Though the legal issues surrounding cannabis banking are quite complex, ultimately they are all the result of federal regulations intended to prevent money laundering by criminal enterprises. These regulations, which require banks to report any and all transactions or deposits which may involve money made from illegal activities, continue to apply to state-legal cannabis businesses and any banks which choose to work with them.
Because cannabis is still illegal at the federal level, banks must file reports for all transactions involving cannabis businesses, despite the fact that all parties - including federal law enforcement tasked with investigating such transactions - know that these funds were made from state-legal, tax paying businesses. This system wastes the time of banks and federal law enforcement, makes banks less likely to work with cannabis businesses, and ultimately accomplishes nothing productive.

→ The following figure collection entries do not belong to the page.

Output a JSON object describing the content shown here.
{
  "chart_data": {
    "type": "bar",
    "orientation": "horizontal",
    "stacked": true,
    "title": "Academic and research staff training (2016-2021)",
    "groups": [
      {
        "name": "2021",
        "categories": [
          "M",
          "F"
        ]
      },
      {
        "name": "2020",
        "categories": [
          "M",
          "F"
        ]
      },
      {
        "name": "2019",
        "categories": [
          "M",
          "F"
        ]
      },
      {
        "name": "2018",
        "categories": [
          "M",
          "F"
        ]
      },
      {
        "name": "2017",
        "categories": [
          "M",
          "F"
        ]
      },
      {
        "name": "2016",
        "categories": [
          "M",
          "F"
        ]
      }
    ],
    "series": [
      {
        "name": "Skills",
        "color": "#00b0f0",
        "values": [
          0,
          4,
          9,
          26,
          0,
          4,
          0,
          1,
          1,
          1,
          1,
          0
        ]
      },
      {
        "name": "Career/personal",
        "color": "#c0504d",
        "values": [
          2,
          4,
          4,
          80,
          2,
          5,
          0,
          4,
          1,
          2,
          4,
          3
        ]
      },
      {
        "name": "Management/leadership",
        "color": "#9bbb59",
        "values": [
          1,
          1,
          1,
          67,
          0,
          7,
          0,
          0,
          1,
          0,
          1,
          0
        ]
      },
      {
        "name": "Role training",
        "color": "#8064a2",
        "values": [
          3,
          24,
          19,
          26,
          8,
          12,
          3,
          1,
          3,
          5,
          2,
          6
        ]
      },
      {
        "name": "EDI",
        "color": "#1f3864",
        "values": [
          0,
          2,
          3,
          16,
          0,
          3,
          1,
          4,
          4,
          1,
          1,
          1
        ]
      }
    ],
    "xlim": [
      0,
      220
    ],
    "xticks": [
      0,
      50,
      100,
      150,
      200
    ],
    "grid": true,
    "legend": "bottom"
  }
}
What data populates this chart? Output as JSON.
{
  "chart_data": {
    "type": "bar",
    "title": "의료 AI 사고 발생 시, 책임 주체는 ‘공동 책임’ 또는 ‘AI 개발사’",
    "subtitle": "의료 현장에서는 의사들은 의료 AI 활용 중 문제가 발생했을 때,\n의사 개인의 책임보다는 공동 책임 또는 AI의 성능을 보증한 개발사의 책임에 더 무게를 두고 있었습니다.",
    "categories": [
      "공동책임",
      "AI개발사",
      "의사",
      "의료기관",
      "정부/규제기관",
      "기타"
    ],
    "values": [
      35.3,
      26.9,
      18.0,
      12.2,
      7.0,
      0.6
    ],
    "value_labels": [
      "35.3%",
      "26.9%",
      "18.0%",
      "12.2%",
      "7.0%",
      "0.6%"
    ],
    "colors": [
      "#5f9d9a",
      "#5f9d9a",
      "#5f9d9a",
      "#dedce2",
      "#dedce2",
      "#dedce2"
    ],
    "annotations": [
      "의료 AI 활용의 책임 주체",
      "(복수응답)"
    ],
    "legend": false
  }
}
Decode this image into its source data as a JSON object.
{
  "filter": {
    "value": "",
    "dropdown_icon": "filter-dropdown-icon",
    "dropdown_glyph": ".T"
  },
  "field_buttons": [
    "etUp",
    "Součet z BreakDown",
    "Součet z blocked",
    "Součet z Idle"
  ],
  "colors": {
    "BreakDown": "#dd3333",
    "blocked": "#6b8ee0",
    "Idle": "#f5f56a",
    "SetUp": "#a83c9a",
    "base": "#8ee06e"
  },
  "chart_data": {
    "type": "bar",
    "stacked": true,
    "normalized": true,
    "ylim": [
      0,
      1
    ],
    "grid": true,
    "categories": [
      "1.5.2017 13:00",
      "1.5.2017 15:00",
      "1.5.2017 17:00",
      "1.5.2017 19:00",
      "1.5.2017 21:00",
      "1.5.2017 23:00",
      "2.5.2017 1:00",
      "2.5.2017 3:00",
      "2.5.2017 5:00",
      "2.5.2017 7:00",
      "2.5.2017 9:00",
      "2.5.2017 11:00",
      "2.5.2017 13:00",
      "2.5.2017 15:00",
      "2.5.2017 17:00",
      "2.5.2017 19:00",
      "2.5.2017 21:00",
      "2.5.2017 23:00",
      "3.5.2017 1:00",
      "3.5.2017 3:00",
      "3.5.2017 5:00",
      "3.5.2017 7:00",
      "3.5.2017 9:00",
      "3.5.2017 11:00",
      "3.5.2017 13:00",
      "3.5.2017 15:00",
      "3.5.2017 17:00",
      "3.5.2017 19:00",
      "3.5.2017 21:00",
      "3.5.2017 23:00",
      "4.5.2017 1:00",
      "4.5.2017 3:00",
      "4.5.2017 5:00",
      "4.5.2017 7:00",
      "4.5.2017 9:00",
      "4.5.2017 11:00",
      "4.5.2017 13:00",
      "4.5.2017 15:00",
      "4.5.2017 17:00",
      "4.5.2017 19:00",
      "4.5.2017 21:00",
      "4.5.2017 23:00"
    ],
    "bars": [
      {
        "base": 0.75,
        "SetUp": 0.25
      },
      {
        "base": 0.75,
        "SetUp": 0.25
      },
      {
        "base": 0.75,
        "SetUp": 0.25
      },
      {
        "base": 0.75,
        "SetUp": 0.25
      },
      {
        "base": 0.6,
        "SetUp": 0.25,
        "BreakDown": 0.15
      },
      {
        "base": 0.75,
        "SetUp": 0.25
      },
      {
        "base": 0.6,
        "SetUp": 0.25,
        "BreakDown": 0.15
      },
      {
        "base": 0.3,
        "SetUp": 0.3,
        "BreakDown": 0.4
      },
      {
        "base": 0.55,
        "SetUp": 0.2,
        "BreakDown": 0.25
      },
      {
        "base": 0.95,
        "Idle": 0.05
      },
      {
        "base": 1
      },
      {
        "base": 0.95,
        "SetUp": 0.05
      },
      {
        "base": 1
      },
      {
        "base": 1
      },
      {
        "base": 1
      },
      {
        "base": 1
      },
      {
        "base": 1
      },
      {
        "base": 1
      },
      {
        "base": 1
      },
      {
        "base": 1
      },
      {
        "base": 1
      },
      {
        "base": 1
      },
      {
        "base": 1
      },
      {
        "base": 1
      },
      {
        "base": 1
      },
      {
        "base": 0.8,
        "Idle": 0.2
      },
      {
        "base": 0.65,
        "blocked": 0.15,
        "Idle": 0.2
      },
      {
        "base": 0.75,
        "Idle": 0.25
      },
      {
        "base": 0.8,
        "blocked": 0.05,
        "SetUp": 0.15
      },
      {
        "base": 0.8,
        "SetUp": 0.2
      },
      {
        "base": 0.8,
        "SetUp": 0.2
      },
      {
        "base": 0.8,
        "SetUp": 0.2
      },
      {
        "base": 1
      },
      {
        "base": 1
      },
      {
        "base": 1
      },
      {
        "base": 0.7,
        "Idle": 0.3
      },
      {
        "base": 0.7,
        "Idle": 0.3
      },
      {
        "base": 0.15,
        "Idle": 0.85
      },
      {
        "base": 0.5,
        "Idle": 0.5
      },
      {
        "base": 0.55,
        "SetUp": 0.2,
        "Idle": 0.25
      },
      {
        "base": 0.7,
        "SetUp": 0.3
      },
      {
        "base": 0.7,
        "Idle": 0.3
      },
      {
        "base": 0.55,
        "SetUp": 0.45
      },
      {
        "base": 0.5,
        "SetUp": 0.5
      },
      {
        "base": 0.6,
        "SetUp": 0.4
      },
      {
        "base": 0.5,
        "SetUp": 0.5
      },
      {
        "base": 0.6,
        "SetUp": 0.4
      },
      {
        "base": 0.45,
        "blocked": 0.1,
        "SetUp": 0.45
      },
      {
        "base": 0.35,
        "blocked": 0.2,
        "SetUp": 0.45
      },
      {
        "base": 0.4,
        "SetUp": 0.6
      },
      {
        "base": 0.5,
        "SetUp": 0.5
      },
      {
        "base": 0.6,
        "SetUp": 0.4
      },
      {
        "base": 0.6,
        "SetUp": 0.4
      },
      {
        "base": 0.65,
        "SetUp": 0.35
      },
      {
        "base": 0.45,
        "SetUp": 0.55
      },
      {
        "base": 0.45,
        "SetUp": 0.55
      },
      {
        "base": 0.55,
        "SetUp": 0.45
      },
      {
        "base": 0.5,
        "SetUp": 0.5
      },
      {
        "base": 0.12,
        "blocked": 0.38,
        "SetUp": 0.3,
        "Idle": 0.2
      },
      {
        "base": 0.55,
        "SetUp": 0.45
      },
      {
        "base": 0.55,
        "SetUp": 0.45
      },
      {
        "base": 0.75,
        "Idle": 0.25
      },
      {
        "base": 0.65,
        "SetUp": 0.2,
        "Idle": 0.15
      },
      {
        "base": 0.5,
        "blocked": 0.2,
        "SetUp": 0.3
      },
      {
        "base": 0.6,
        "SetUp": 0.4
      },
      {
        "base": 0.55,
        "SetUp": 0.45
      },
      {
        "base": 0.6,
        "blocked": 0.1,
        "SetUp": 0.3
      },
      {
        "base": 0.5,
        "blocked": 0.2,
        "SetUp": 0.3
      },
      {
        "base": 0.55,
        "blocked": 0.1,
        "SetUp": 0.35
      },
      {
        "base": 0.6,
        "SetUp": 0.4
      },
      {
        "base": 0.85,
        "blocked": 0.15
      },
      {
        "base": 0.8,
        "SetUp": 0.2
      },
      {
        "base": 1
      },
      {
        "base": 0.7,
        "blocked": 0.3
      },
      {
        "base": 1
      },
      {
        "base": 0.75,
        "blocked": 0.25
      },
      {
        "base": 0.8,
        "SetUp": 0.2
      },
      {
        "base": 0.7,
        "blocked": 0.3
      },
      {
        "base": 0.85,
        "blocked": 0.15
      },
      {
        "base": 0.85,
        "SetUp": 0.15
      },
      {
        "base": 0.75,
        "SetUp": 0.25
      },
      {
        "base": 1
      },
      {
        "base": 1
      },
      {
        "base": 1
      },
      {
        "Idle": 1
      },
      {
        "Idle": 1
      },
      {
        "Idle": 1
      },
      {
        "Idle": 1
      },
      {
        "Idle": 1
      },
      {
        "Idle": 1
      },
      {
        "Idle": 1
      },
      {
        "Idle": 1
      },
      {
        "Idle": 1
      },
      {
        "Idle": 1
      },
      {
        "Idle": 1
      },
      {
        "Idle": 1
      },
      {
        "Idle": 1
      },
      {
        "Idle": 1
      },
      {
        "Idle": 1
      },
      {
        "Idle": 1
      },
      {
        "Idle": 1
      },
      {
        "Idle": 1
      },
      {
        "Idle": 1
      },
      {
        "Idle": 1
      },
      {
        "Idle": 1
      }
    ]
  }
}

In an effort to resolve this situation, Representative David Joyce (R-OH) recently proposed a measure which would have blocked the U.S. Department of the Treasury from penalizing "a financial institution solely because the institution provides financial services to an entity that is a manufacturer, producer, or a person that participates in any business or organized activity that involves handling marijuana or marijuana products," so long as such activity was in compliance with state and local laws. Unfortunately, as reported in Forbes, the measure was rejected in a voice vote by the House Appropriations Committee.
Despite this continued lack of progress in Congress, it appear more banks are willing to put up with the excessive paperwork and risks to work with cannabis businesses. A report just released by the Department of the Treasury Financial Crimes Enforcement Network shows an increase from 318 financial institutions actively working with cannabis businesses in October of 2016, to 411 as of March 2018. The upward trend showed a slight dip in January and February of this year, likely in response to Attorney General Jeff Sessions' decision to rescind the Obama era Cole memo which extended some measure of protection from federal interference with state-legal cannabis programs, but it has recovered since.
A Treasury Department memo from 2014, related to the Cole memo but providing guidance for financial institutions regarding suspicious activity reports (SAR), has remained in place under Donald Trump and his administration, though its future remains uncertain. The new report includes language clarifying that the 2014 memo is still in effect. "The SAR reporting structure laid out in the 2014 guidance remains in place. FinCEN will continue to work closely with law enforcement and the financial sector to combat illicit finance, and we will notify the financial sector of any changes to FinCEN’s SAR reporting expectations."